I am having trouble working out a way to improve this query.
The problem is the group by object_id as there are about half as many object_ids as rows in the table.
The aim of the query is to count the number of objects that were accessed per person, where only the most recent person to access the object gets counted.
select person_id, count(id)
from (select id, person_id from events group by object_id) as subquery
group by person_id;
The query takes just over 2 minutes with about 1 million events.
Below is the create statement for the event table.
create table events(
id int not null auto_increment,
object_id int not null,
person_id int not null,
primary key(id),
index(object_id),
index(person_id)
) ENGINE=InnoDB;
To recreate this I used the following:
create table numbers(i int unsigned not null);
insert into numbers(i) values (0), (1), (2), (3), (4), (5), (6), (7), (8), (9);
insert into numbers(i) select a.i * b.i * c.i from numbers as a cross join numbers as b cross join numbers as c;
insert into events(object_id, person_id)
select
floor((select count(i) from numbers) / 2 * rand()),
floor(10 * rand())
from numbers as a
cross join numbers as b;
Query OK, 1020100 rows affected (4 min 2.54 sec)

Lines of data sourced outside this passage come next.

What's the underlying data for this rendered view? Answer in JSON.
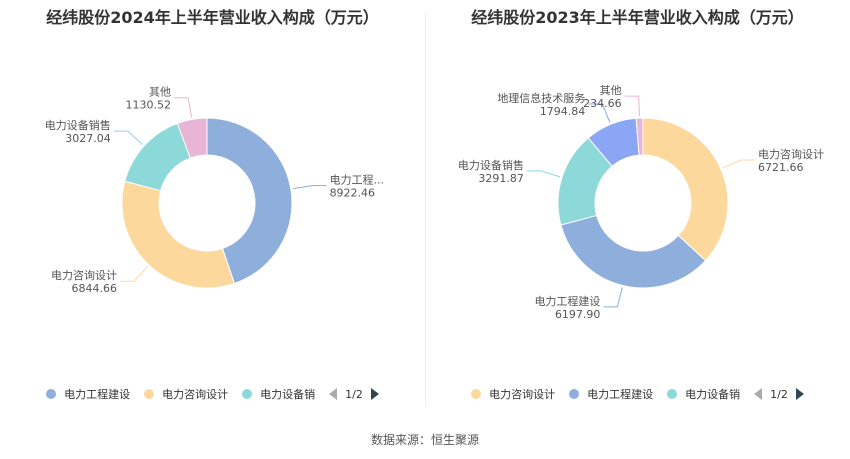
{
  "source": "数据来源：恒生聚源",
  "chart_data": [
    {
      "type": "pie",
      "title": "经纬股份2024年上半年营业收入构成（万元）",
      "slices": [
        {
          "name": "电力工程建设",
          "display_name": "电力工程...",
          "value": 8922.46,
          "value_label": "8922.46",
          "color": "#8eaedb"
        },
        {
          "name": "电力咨询设计",
          "display_name": "电力咨询设计",
          "value": 6844.66,
          "value_label": "6844.66",
          "color": "#fdd89c"
        },
        {
          "name": "电力设备销售",
          "display_name": "电力设备销售",
          "value": 3027.04,
          "value_label": "3027.04",
          "color": "#8dd8d8"
        },
        {
          "name": "其他",
          "display_name": "其他",
          "value": 1130.52,
          "value_label": "1130.52",
          "color": "#e8b5d6"
        }
      ],
      "legend": {
        "placement": "bottom",
        "items": [
          {
            "label": "电力工程建设",
            "color": "#8eaedb"
          },
          {
            "label": "电力咨询设计",
            "color": "#fdd89c"
          },
          {
            "label": "电力设备销",
            "color": "#8dd8d8"
          }
        ],
        "page": "1/2"
      }
    },
    {
      "type": "pie",
      "title": "经纬股份2023年上半年营业收入构成（万元）",
      "slices": [
        {
          "name": "电力咨询设计",
          "display_name": "电力咨询设计",
          "value": 6721.66,
          "value_label": "6721.66",
          "color": "#fdd89c"
        },
        {
          "name": "电力工程建设",
          "display_name": "电力工程建设",
          "value": 6197.9,
          "value_label": "6197.90",
          "color": "#8eaedb"
        },
        {
          "name": "电力设备销售",
          "display_name": "电力设备销售",
          "value": 3291.87,
          "value_label": "3291.87",
          "color": "#8dd8d8"
        },
        {
          "name": "地理信息技术服务",
          "display_name": "地理信息技术服务",
          "value": 1794.84,
          "value_label": "1794.84",
          "color": "#8aa6f4"
        },
        {
          "name": "其他",
          "display_name": "其他",
          "value": 234.66,
          "value_label": "234.66",
          "color": "#e8b5d6"
        }
      ],
      "legend": {
        "placement": "bottom",
        "items": [
          {
            "label": "电力咨询设计",
            "color": "#fdd89c"
          },
          {
            "label": "电力工程建设",
            "color": "#8eaedb"
          },
          {
            "label": "电力设备销",
            "color": "#8dd8d8"
          }
        ],
        "page": "1/2"
      }
    }
  ]
}
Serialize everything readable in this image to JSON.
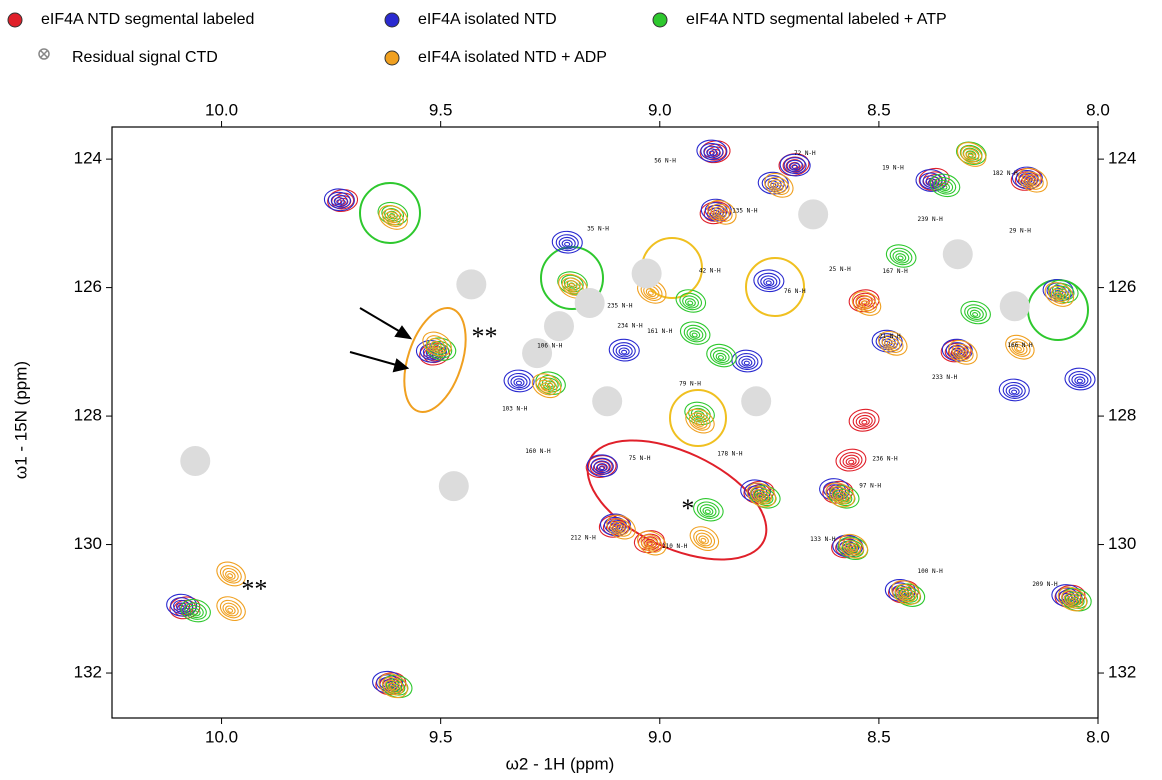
{
  "chart_data": {
    "type": "contour",
    "x_label": "ω2 - 1H (ppm)",
    "y_label": "ω1 - 15N (ppm)",
    "xlim": [
      10.25,
      8.0
    ],
    "ylim": [
      123.5,
      132.7
    ],
    "xticks": [
      {
        "value": 10,
        "label": "10.0"
      },
      9.5,
      {
        "value": 9,
        "label": "9.0"
      },
      8.5,
      {
        "value": 8,
        "label": "8.0"
      }
    ],
    "yticks": [
      124,
      126,
      128,
      130,
      132
    ],
    "series": [
      {
        "name": "eIF4A NTD segmental labeled",
        "color": "#e0202a",
        "x": [
          9.72,
          9.51,
          10.08,
          9.61,
          8.87,
          8.69,
          8.87,
          9.13,
          9.1,
          9.02,
          8.77,
          8.59,
          8.57,
          8.44,
          8.56,
          8.37,
          8.16,
          8.06,
          8.53,
          8.32,
          8.53
        ],
        "y": [
          124.66,
          127.05,
          131.0,
          132.18,
          123.9,
          124.1,
          124.85,
          128.8,
          129.73,
          129.97,
          129.2,
          129.2,
          130.05,
          130.75,
          128.7,
          124.33,
          124.33,
          130.82,
          126.22,
          127.0,
          128.08
        ]
      },
      {
        "name": "eIF4A isolated NTD",
        "color": "#2a2ad0",
        "x": [
          9.73,
          9.52,
          10.09,
          9.62,
          9.21,
          8.88,
          8.69,
          8.74,
          8.87,
          8.75,
          9.13,
          9.1,
          8.78,
          8.6,
          8.57,
          8.45,
          8.38,
          8.16,
          8.09,
          8.07,
          8.32,
          9.08,
          8.8,
          8.48,
          8.19,
          9.32,
          8.04
        ],
        "y": [
          124.64,
          127.0,
          130.95,
          132.15,
          125.3,
          123.88,
          124.1,
          124.38,
          124.8,
          125.9,
          128.78,
          129.7,
          129.17,
          129.15,
          130.03,
          130.72,
          124.34,
          124.3,
          126.05,
          130.8,
          126.98,
          126.98,
          127.15,
          126.84,
          127.6,
          127.46,
          127.43
        ]
      },
      {
        "name": "eIF4A NTD segmental labeled + ATP",
        "color": "#2ec82e",
        "x": [
          9.61,
          9.5,
          10.06,
          9.6,
          9.2,
          8.93,
          8.91,
          8.89,
          8.76,
          8.58,
          8.56,
          8.43,
          8.35,
          8.29,
          8.08,
          8.05,
          8.86,
          8.92,
          8.45,
          8.28,
          9.25
        ],
        "y": [
          124.84,
          126.95,
          131.02,
          132.2,
          125.92,
          126.2,
          127.95,
          129.45,
          129.25,
          129.25,
          130.05,
          130.78,
          124.4,
          123.9,
          126.05,
          130.85,
          127.05,
          126.7,
          125.5,
          126.38,
          127.48
        ]
      },
      {
        "name": "eIF4A isolated NTD + ADP",
        "color": "#f0a020",
        "x": [
          9.61,
          9.51,
          9.98,
          9.98,
          9.61,
          9.2,
          9.02,
          8.73,
          8.86,
          8.91,
          8.9,
          9.09,
          9.02,
          8.77,
          8.59,
          8.56,
          8.44,
          8.29,
          8.15,
          8.09,
          8.06,
          8.31,
          8.53,
          8.18,
          9.26,
          8.47
        ],
        "y": [
          124.88,
          126.85,
          130.43,
          130.97,
          132.17,
          125.95,
          126.03,
          124.38,
          124.8,
          128.05,
          129.88,
          129.7,
          129.95,
          129.2,
          129.2,
          130.0,
          130.72,
          123.9,
          124.3,
          126.08,
          130.82,
          126.98,
          126.22,
          126.9,
          127.5,
          126.84
        ]
      },
      {
        "name": "Residual signal CTD",
        "color": "#dcdcdc",
        "x": [
          9.43,
          9.23,
          9.28,
          9.16,
          9.12,
          9.03,
          8.78,
          9.47,
          10.06,
          8.32,
          8.19,
          8.65
        ],
        "y": [
          125.95,
          126.6,
          127.02,
          126.24,
          127.77,
          125.78,
          127.77,
          129.09,
          128.7,
          125.48,
          126.29,
          124.86
        ]
      }
    ],
    "peak_labels": [
      {
        "text": "72 N-H",
        "x": 8.669,
        "y": 123.91
      },
      {
        "text": "56 N-H",
        "x": 8.988,
        "y": 124.03
      },
      {
        "text": "135 N-H",
        "x": 8.806,
        "y": 124.81
      },
      {
        "text": "19 N-H",
        "x": 8.468,
        "y": 124.14
      },
      {
        "text": "182 N-H",
        "x": 8.212,
        "y": 124.22
      },
      {
        "text": "239 N-H",
        "x": 8.383,
        "y": 124.94
      },
      {
        "text": "29 N-H",
        "x": 8.178,
        "y": 125.12
      },
      {
        "text": "35 N-H",
        "x": 9.141,
        "y": 125.09
      },
      {
        "text": "42 N-H",
        "x": 8.886,
        "y": 125.74
      },
      {
        "text": "235 N-H",
        "x": 9.091,
        "y": 126.29
      },
      {
        "text": "76 N-H",
        "x": 8.692,
        "y": 126.06
      },
      {
        "text": "25 N-H",
        "x": 8.589,
        "y": 125.72
      },
      {
        "text": "167 N-H",
        "x": 8.463,
        "y": 125.75
      },
      {
        "text": "234 N-H",
        "x": 9.068,
        "y": 126.6
      },
      {
        "text": "161 N-H",
        "x": 9.0,
        "y": 126.68
      },
      {
        "text": "106 N-H",
        "x": 9.251,
        "y": 126.91
      },
      {
        "text": "79 N-H",
        "x": 8.931,
        "y": 127.5
      },
      {
        "text": "103 N-H",
        "x": 9.331,
        "y": 127.89
      },
      {
        "text": "160 N-H",
        "x": 9.278,
        "y": 128.55
      },
      {
        "text": "75 N-H",
        "x": 9.046,
        "y": 128.66
      },
      {
        "text": "178 N-H",
        "x": 8.84,
        "y": 128.59
      },
      {
        "text": "236 N-H",
        "x": 8.486,
        "y": 128.67
      },
      {
        "text": "97 N-H",
        "x": 8.52,
        "y": 129.09
      },
      {
        "text": "212 N-H",
        "x": 9.175,
        "y": 129.9
      },
      {
        "text": "210 N-H",
        "x": 8.966,
        "y": 130.03
      },
      {
        "text": "133 N-H",
        "x": 8.628,
        "y": 129.92
      },
      {
        "text": "100 N-H",
        "x": 8.383,
        "y": 130.42
      },
      {
        "text": "209 N-H",
        "x": 8.121,
        "y": 130.62
      },
      {
        "text": "166 N-H",
        "x": 8.178,
        "y": 126.9
      },
      {
        "text": "233 N-H",
        "x": 8.35,
        "y": 127.4
      },
      {
        "text": "21 N-H",
        "x": 8.475,
        "y": 126.76
      }
    ],
    "annotations": [
      {
        "text": "**",
        "x": 9.4,
        "y": 126.8
      },
      {
        "text": "*",
        "x": 8.936,
        "y": 129.48
      },
      {
        "text": "**",
        "x": 9.925,
        "y": 130.73
      }
    ]
  }
}
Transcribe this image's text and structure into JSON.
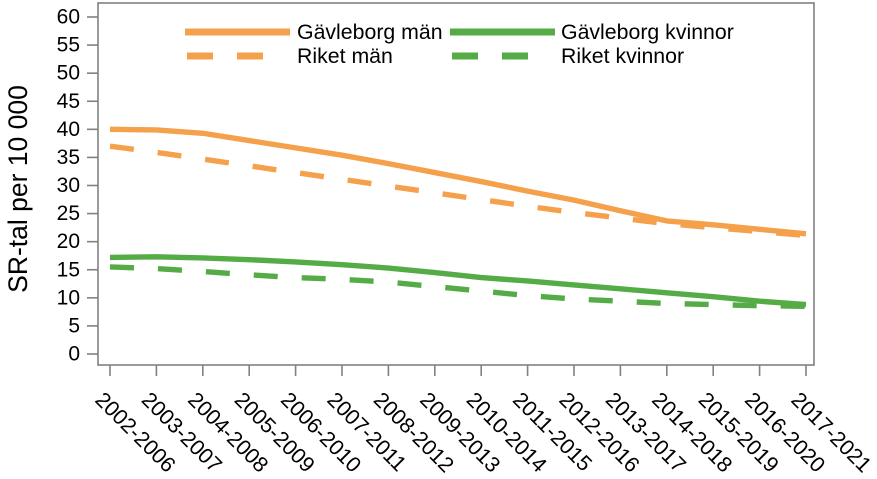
{
  "chart_data": {
    "type": "line",
    "title": "",
    "xlabel": "",
    "ylabel": "SR-tal per 10 000",
    "ylim": [
      0,
      60
    ],
    "ytick_step": 5,
    "grid": false,
    "legend_position": "top-inside-two-columns",
    "axis_color": "#818181",
    "text_color": "#000000",
    "categories": [
      "2002-2006",
      "2003-2007",
      "2004-2008",
      "2005-2009",
      "2006-2010",
      "2007-2011",
      "2008-2012",
      "2009-2013",
      "2010-2014",
      "2011-2015",
      "2012-2016",
      "2013-2017",
      "2014-2018",
      "2015-2019",
      "2016-2020",
      "2017-2021"
    ],
    "series": [
      {
        "name": "Gävleborg män",
        "color": "#F5A04B",
        "dashed": false,
        "values": [
          40.0,
          39.9,
          39.3,
          38.0,
          36.7,
          35.4,
          33.9,
          32.3,
          30.7,
          29.0,
          27.4,
          25.5,
          23.7,
          23.0,
          22.2,
          21.4
        ]
      },
      {
        "name": "Riket män",
        "color": "#F5A04B",
        "dashed": true,
        "values": [
          37.0,
          35.9,
          34.7,
          33.5,
          32.3,
          31.1,
          29.9,
          28.7,
          27.5,
          26.3,
          25.2,
          24.2,
          23.2,
          22.5,
          21.8,
          21.1
        ]
      },
      {
        "name": "Gävleborg kvinnor",
        "color": "#55AC46",
        "dashed": false,
        "values": [
          17.2,
          17.3,
          17.1,
          16.8,
          16.4,
          15.9,
          15.3,
          14.5,
          13.6,
          13.0,
          12.3,
          11.6,
          10.9,
          10.2,
          9.4,
          8.8
        ]
      },
      {
        "name": "Riket kvinnor",
        "color": "#55AC46",
        "dashed": true,
        "values": [
          15.5,
          15.2,
          14.7,
          14.1,
          13.6,
          13.3,
          12.8,
          12.0,
          11.2,
          10.4,
          9.8,
          9.4,
          9.0,
          8.8,
          8.6,
          8.5
        ]
      }
    ]
  }
}
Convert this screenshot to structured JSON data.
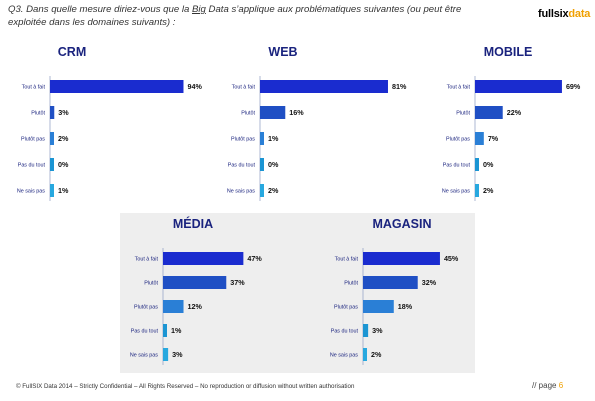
{
  "header": {
    "question_prefix": "Q3. Dans quelle mesure diriez-vous que la ",
    "question_underlined": "Big",
    "question_suffix": " Data s’applique aux problématiques suivantes (ou peut être exploitée dans les domaines suivants) :",
    "logo_part1": "fullsix",
    "logo_part2": "data"
  },
  "colors": {
    "tout_a_fait": "#1a2ccf",
    "plutot": "#1f4fc4",
    "plutot_pas": "#2a7fd6",
    "pas_du_tout": "#1b95d3",
    "ne_sais_pas": "#27a8df",
    "title": "#1a237e",
    "label": "#1a237e"
  },
  "chart_data": [
    {
      "type": "bar",
      "title": "CRM",
      "categories": [
        "Tout à fait",
        "Plutôt",
        "Plutôt pas",
        "Pas du tout",
        "Ne sais pas"
      ],
      "values": [
        94,
        3,
        2,
        0,
        1
      ],
      "value_labels": [
        "94%",
        "3%",
        "2%",
        "0%",
        "1%"
      ],
      "xlim": [
        0,
        100
      ]
    },
    {
      "type": "bar",
      "title": "WEB",
      "categories": [
        "Tout à fait",
        "Plutôt",
        "Plutôt pas",
        "Pas du tout",
        "Ne sais pas"
      ],
      "values": [
        81,
        16,
        1,
        0,
        2
      ],
      "value_labels": [
        "81%",
        "16%",
        "1%",
        "0%",
        "2%"
      ],
      "xlim": [
        0,
        100
      ]
    },
    {
      "type": "bar",
      "title": "MOBILE",
      "categories": [
        "Tout à fait",
        "Plutôt",
        "Plutôt pas",
        "Pas du tout",
        "Ne sais pas"
      ],
      "values": [
        69,
        22,
        7,
        0,
        2
      ],
      "value_labels": [
        "69%",
        "22%",
        "7%",
        "0%",
        "2%"
      ],
      "xlim": [
        0,
        100
      ]
    },
    {
      "type": "bar",
      "title": "MÉDIA",
      "categories": [
        "Tout à fait",
        "Plutôt",
        "Plutôt pas",
        "Pas du tout",
        "Ne sais pas"
      ],
      "values": [
        47,
        37,
        12,
        1,
        3
      ],
      "value_labels": [
        "47%",
        "37%",
        "12%",
        "1%",
        "3%"
      ],
      "xlim": [
        0,
        100
      ]
    },
    {
      "type": "bar",
      "title": "MAGASIN",
      "categories": [
        "Tout à fait",
        "Plutôt",
        "Plutôt pas",
        "Pas du tout",
        "Ne sais pas"
      ],
      "values": [
        45,
        32,
        18,
        3,
        2
      ],
      "value_labels": [
        "45%",
        "32%",
        "18%",
        "3%",
        "2%"
      ],
      "xlim": [
        0,
        100
      ]
    }
  ],
  "footer": {
    "text": "© FullSIX Data 2014 – Strictly Confidential – All Rights Reserved – No reproduction or diffusion without written authorisation",
    "page_prefix": "// page ",
    "page_number": "6"
  }
}
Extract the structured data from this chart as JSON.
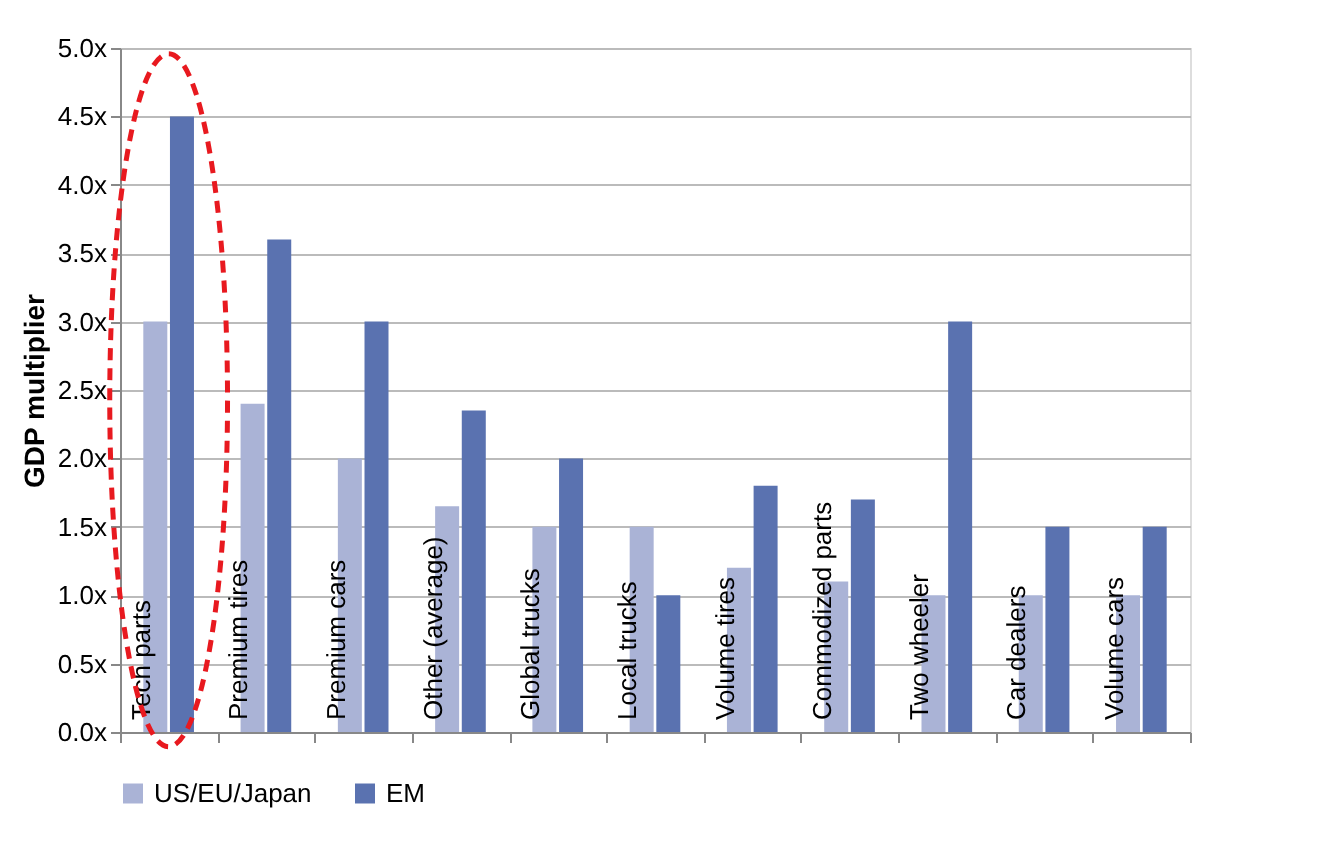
{
  "chart_data": {
    "type": "bar",
    "ylabel": "GDP multiplier",
    "categories": [
      "Tech parts",
      "Premium tires",
      "Premium cars",
      "Other (average)",
      "Global trucks",
      "Local trucks",
      "Volume tires",
      "Commodized parts",
      "Two wheeler",
      "Car dealers",
      "Volume cars"
    ],
    "series": [
      {
        "name": "US/EU/Japan",
        "color": "#aab3d6",
        "values": [
          3.0,
          2.4,
          2.0,
          1.65,
          1.5,
          1.5,
          1.2,
          1.1,
          1.0,
          1.0,
          1.0
        ]
      },
      {
        "name": "EM",
        "color": "#5a72b0",
        "values": [
          4.5,
          3.6,
          3.0,
          2.35,
          2.0,
          1.0,
          1.8,
          1.7,
          3.0,
          1.5,
          1.5
        ]
      }
    ],
    "ylim": [
      0,
      5
    ],
    "yticks": [
      {
        "value": 0,
        "label": "0.0x"
      },
      {
        "value": 0.5,
        "label": "0.5x"
      },
      {
        "value": 1,
        "label": "1.0x"
      },
      {
        "value": 1.5,
        "label": "1.5x"
      },
      {
        "value": 2,
        "label": "2.0x"
      },
      {
        "value": 2.5,
        "label": "2.5x"
      },
      {
        "value": 3,
        "label": "3.0x"
      },
      {
        "value": 3.5,
        "label": "3.5x"
      },
      {
        "value": 4,
        "label": "4.0x"
      },
      {
        "value": 4.5,
        "label": "4.5x"
      },
      {
        "value": 5,
        "label": "5.0x"
      }
    ],
    "grid": "y",
    "legend": "bottom",
    "tick_labels": "y"
  }
}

select person_id, count(id)
from (select id, person_id from events group by object_id) as subquery
group by person_id;
+-----------+-----------+
| person_id | count(id) |
+-----------+-----------+
| 0 | 52 |
| 1 | 54 |
| 2 | 44 |
| 3 | 44 |
| 4 | 47 |
| 5 | 43 |
| 6 | 48 |
| 7 | 56 |
| 8 | 61 |
| 9 | 56 |
+-----------+-----------+
10 rows in set (2 min 15.38 sec)
Any help improving this would be much appreciated.